Almanacco. 17 novembre 390: Papa Siricio consacra la Basilica di S.Paolo

Oggi nel nostro almanacco ricordiamo il 17 novembre 390:

Papa Siricio consacra la nuova Basilica di San Paolo.
Venne completata sotto l’imperatore Onorio nel 395.
la basilica fu oggetto di cura da parte dei successori di Pietro,

ciascuno dei quali apportò modifiche ed abbellimenti.

Almeno fino al 1823 quando un fatidico incendio la distrusse

in larga parte, preservando il transetto, l’abside, l’arco trionfale ed il chiostro.

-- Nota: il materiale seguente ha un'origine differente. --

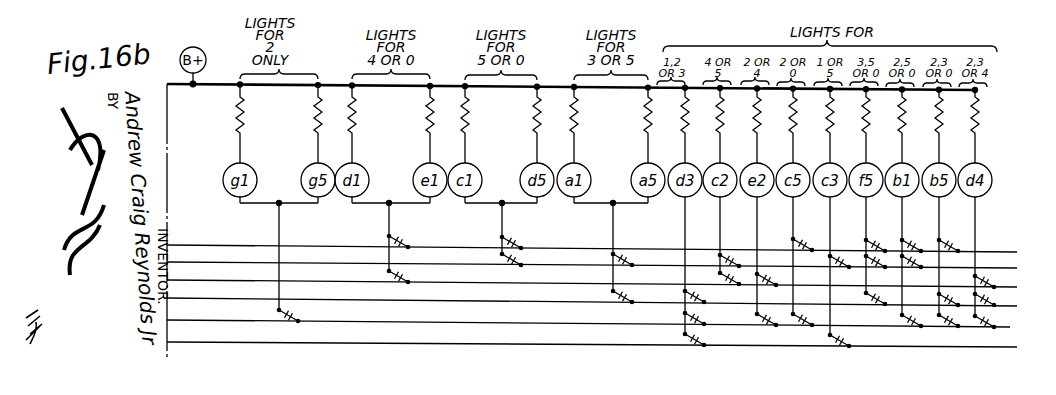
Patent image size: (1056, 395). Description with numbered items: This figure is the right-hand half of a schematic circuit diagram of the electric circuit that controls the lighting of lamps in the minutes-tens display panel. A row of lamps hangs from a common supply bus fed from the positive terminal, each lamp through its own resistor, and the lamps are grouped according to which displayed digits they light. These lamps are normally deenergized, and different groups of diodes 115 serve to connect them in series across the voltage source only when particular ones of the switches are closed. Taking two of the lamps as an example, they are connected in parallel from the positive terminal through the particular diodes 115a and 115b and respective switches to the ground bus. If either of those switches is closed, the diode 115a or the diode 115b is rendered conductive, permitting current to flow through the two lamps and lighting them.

L’aspetto attuale si deve, dunque, all’architetto Luigi Poletti che vi lavorò tra il terzo e il quarto decennio dell’Ottocento, consentendone

la consacrazione nel 1854, quando a Roma giunsero numerosi Vescovi, Cardinali e alti prelati per la proclamazione del dogma dell’Immacolata Concezione.

La nuova basilica fu edificata dall’architetto Ciriade in modo

grandioso, a cinque navate suddivise da 80 colonne, 24 delle quali provenienti dalla basilica Emilia.

LA BASILICA DI S.PAOLO E’ LA PIU’ GRANDE DOPO QUELLA DI S.PIETRO

La basilica papale di San Paolo fuori le mura è una delle quattro basiliche papali di Roma, la più grande dopo quella di San Pietro in Vaticano.

Sorge lungo la via Ostiense, nell’omonimo quartiere, vicino alla riva sinistra del Tevere, a circa 2 km fuori dalle mura aureliane

(da cui il suo nome), uscendo dalla Porta San Paolo.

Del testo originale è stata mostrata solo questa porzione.